Preparation: 25 to 30 minutes
Freezing time: 3 hours minimum
Serves 6
Ingredients:
125 g dark chocolate, 3 tablespoons water, 3 level tablespoons powdered sugar,
3 egg yolks, 200 ml heavy cream,
1 packet vanilla sugar.
This luxurious no-churn chocolate parfait delivers the richness of ice cream without needing an ice cream maker. Prepare it the day before for the best texture.
Serve with optional hot fudge sauce for an extra indulgent touch.
Chill the heavy cream in a bowl in the refrigerator.
In a saucepan, break the chocolate into pieces and add the water. Melt over low heat until smooth. Stir in the powdered sugar until dissolved, then remove from heat. Gradually whisk in the egg yolks one by one. Refrigerate to cool.

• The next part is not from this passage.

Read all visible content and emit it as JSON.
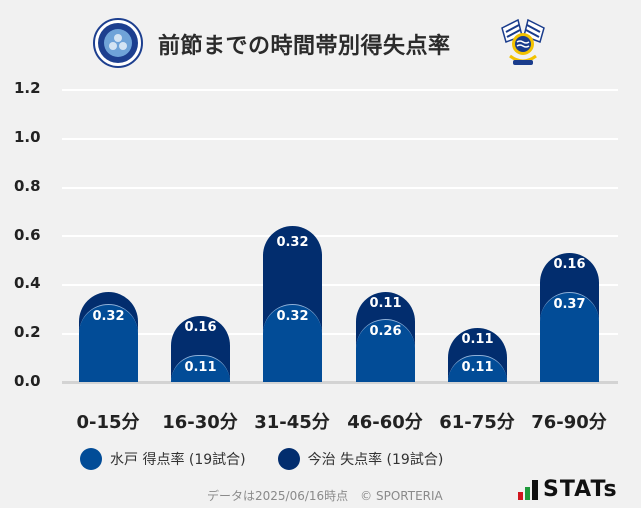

Whip the chilled cream with the vanilla sugar using a hand whisk or electric mixer until it doubles in volume and holds soft peaks, like a light mayonnaise.
Fold the cooled chocolate mixture into the whipped cream until well combined. Transfer to a container and freeze.
Allow the parfait to soften for 15 minutes before serving to achieve the perfect consistency.
Serving options: Unmold by briefly dipping in hot water and inverting onto a dish; scoop into domes on plates surrounded by hot fudge sauce; or layer in glasses and top with warm hot fudge that sets into a creamy caramel topping.